Proposed approach

We intend to eliminate the FEAVO anomalies by finding an accurate velocity model, then by downward continuing the data through it until under the FEAVO-causing velocity anomalies. The velocity will be found by migration velocity analysis (MVA), an iterative inversion process whose optimization goal is not fitting the recorded data, but providing the best focused migrated image Biondi and Sava (1999). The chapter pertaining to velocity analysis in Biondi (2001a) shows (with examples) why dipping reflectors in laterally varying velocity media require the velocity analysis to be performed in the migrated domain (image domain) instead of the unmigrated domain (data domain). A wave-equation MVA (WEMVA) Sava (2000) will be used instead of a ray-based MVA Clapp (2001). The advantages of the former over the latter are detailed in the WEMVA chapter of Biondi (2001a). One particular advantage is the better treatment of amplitudes by wave-equation methods.

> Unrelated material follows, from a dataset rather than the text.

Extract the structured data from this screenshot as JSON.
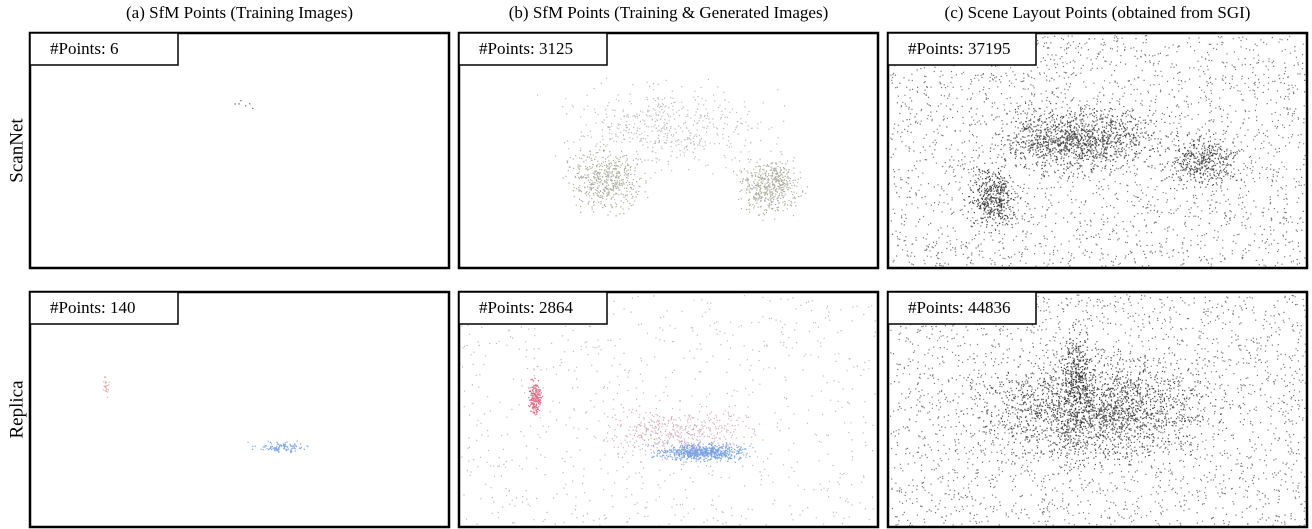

The usual WEMVA criterium describing the quality of the image is flatness in angle gathers. This is directly related to traveltime anomalies. As it is visible in Figure 1a, the traveltime changes associated with the FEAVO effect are very small and they do not produce curvatures in angle gathers. Biondi and Sava (1999) show on a synthetic, and this paper will show on a real dataset, that FEAVO anomalies keep their ``V'' shapes through prestack migration and conversion from offset to angle gathers. Therefore, the fitting goal of the inversion must be related to the distribution of amplitudes in the midpoint-angle space. The desired image will not exhibit these characteristic ``V'' patterns.

The inversion will proceed as follows: the wavefield at a certain depth is downward continued a depth step down through the known velocity model with an accurate (nonlinear) operator. The result is transformed to angle domain and a ``perfect'' image is created by eliminating the FEAVO anomalies. A image perturbation ($\Delta W$) is obtained by substracting the two images, and is backprojected through an invertible operator in order to obtain a velocity update ($\Delta s$). The velocity model is updated and the cycle proceeds again, until $\Delta W$ becomes negligible. The construction of the operator that links $\Delta s$ and $\Delta W$ is very important. The number of iterations and the accuracy of the result depends on its accurate invertibility. In order to make it invertible, Born Sava and Biondi (2001b) or other Sava and Fomel (2002) types of linearization are employed.